La petite bibliothèque de Valérie Zenatti

Durant le festival, nous avons interrogé les autrices et auteurs invités sur une petite bibliothèque idéale. Rencontre avec Valérie Zenatti qui a publié Qui-vive aux Éditions de L’Olivier en 2024.
Quelle œuvre vous évoque la mer ?
L’île d’Arturo d’Elsa Morante. Un livre merveilleux sur un jeune garçon qui essaie de déchiffrer l’énigme que son père représente pour lui. C’est un pêcheur, orphelin de mère, qui grandit dans une île sauvage de la Méditerranée, en découvrant ses sentiments, tout aussi sauvages que l’île et la mer, sans pouvoir se les expliquer.
Quelle œuvre vous évoque le soleil et la chaleur ?
Sans surprise, L’Étranger de Camus parce qu’on sent bien que ce soleil brûlant, écrasant a un impact, comme on dit aujourd’hui, extrêmement fort sur Meursault. C’est ce qui l’accable, ce qui lui donne envie de retrouver peut être ce qu’il a perdu, c’est-à-dire la fraîcheur de l’enfance, peut être la fraîcheur de l’amour. Malheureusement ce soleil gagne finalement sur la fraîcheur et le pousse à tuer.
Quel est l’auteur dont vous avez lu le plus de livres ?
Je crois que c’est Aharon Appelfeld, dont j’ai traduit 14 livres !
Y a-t-il une phrase qui vous accompagne, que vous connaissez par cœur ?
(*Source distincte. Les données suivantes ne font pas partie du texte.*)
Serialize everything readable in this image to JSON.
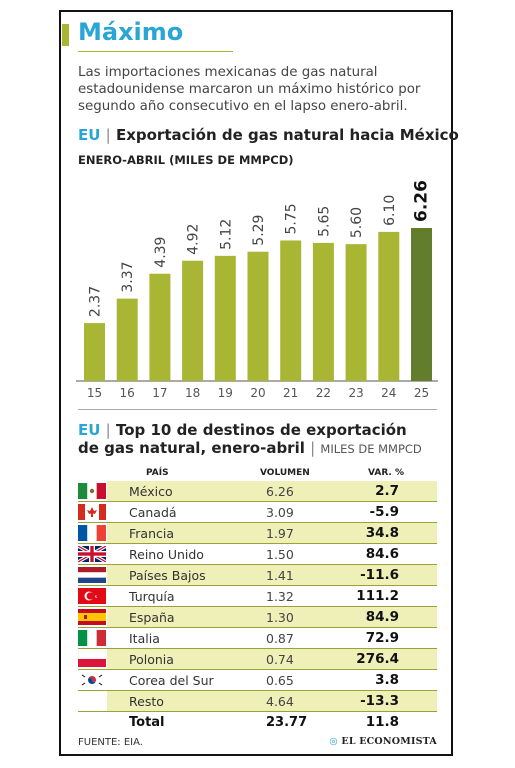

Je n’attendais plus rien quand tout est revenu, la fraîcheur des réponses, les anges du cortège, les ombres du passé, les ponts de l’avenir, surtout la joie de voir se tendre la distance. C’est le début d’un poème de Pierre Reverdy.
Quel livre n’est pas assez connu selon vous ?
Il y a un livre qui a eu son heure de gloire mais qui mérite d’être cité encore plus, c’est Le Mur invisible de Marlen Haushofer qu’une libraire à Paris m’avait conseillé en 1995. Un livre sorti au tout début des années 1960 et qui relate l’histoire d’une femme invitée chez des amis, sortis en ville la veille au soir. Au matin, à son réveil, elle découvre qu’ils ne sont pas là et qu’un silence très inhabituel règne, même si on est à la campagne. En essayant d’aller sur la route pour voir s’ils n’ont pas eu un accident, elle découvre qu’un mur invisible entoure le périmètre dans lequel elle est. C’est une histoire extrêmement forte de survie, d’un retour à un mode archaïque de vie, parce que cette femme va vivre pendant des mois et des mois dans la solitude la plus extrême avec la nature. Sans électricité, sans savoir ce qui se passe autour. La radio n’émet plus rien. C’est une sorte de roman apocalyptique mais qui est loin d’être angoissant, un roman existentiel qui relie, je pense, le lecteur au fondement de ce qui fait nos vies, ce qui doit les faire et ce qui ne doit pas être oublié.
Quel auteur inviteriez-vous à Oh les beaux jours ! ?
J’adore faire des interviews de mes pairs ! J’aimerai bien interroger Virginia Woolf, Natalia Ginzburg et Elsa Morante. Parmi les auteurs contemporains, j’aimerai inviter Jonathan Safran Foer qui a une œuvre très importante selon moi et resserrée. Trois romans en 15 ou 20 ans; Tout est illuminé, Extrêmement fort et incroyablement près et Me voici.
J’ai longtemps cité Jean Valjean qui est certainement le premier héros littéraire qui m’a accompagné parce que ma sœur me lisait une version très abrégée d’un passage des Misérables où Jean Valjean sauve Cosette dans la forêt et prend le seau de sa main. Et dans ce geste de porter le seau -je le formule aujourd’hui évidemment-, j’ai compris que la littérature était un lieu où l’on reprend confiance. Et le personnage de Jean Valjean donnait confiance à la petite fille que j’étais.
Sophie, dans les Malheurs de Sophie a énormément compté pour moi, dans ma construction, ma perception de ce qu’était l’enfance, la transgression.
> Livre cité par Miguel Bonnefoy, qui a également choisit le personnage de Jean Valjean et par Blandine Rinkel qui elle, est touchée par Eponine.